When it comes to kids’ online safety, there are some areas of risk that my company Trend Micro has identified. What parents need to know is that kids are at risk of the following:
- Being targeted by aggressive or unwanted commercialism (ads or marketing that is intrusive and/or age-inappropriate). Some sites for kids are guilty of serving up ads that are simply inappropriate for kids (such as dating services, gambling sites). They are funded through advertising money, and are careless about thinking through the implications of the ads they are showing to the users of their sites. Some ads are designed to be so engaging, the child thinks it’s a game and not an ad, so they are enticed to click away. This could end up infecting their parents’ computers with malicious software that can spy and/or steal information from them.
- Being a victim of security threats such as hack attacks or scams. Social networking sites are popular among young people and cybercriminals alike. While kids are not necessarily the intended victims of crime perpetrated on these sites, they can be at risk simply because they use them. Some cybercrimes are designed to impact as many people as possible – they do not discriminate based on age. Criminals will use techniques that seem normal to the average user to lead someone to download malicious software without their knowledge (a technique called social engineering). An example of this is when a young person is offered to view a racy photo or video of someone.
- Being more uninhibited with what they say or do online because they believe they have anonymity. Kids can put themselves at risk, too. Posting information or photos of themselves that they did not intend the world to see can damage their reputations, candidacy for a job, or admission to a college. Posting too much personally identifying information (PII) can open themselves up to identity theft (even kids can be victims of this). Harassing others, if considered violent, lewd, or racist can be considered a crime. Creating or distributing music, movies, or video games that are illegally copied or infringe on copyrights is illegal.
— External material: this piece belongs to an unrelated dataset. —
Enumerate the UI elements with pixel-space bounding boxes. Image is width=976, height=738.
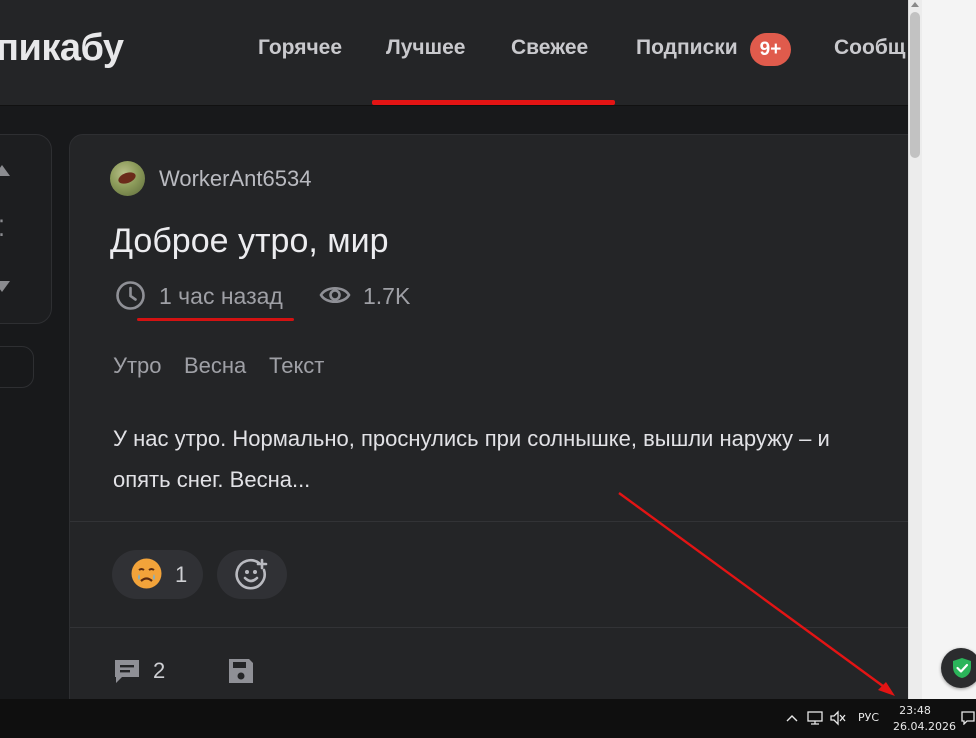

I don’t want to cause unnecessary alarm and give doomsday predications. I believe that knowledge is the best armor when dealing with the above topics. The Internet is a necessary tool in the digital age and can help educate the family in numerous ways. What I find is that parents truly want to help protect against the pitfalls but are unaware of the tools to use in order to do so. Part of the solution is relying on good old fashion parenting skills – time limits, open conversation etc. The other part of the solution lies in technology that can help limit the risk and act as a tool to continue talks with kids. Using both techniques, you’ll keep you and your family safe from online threats and enjoy all the positives that the Web offers.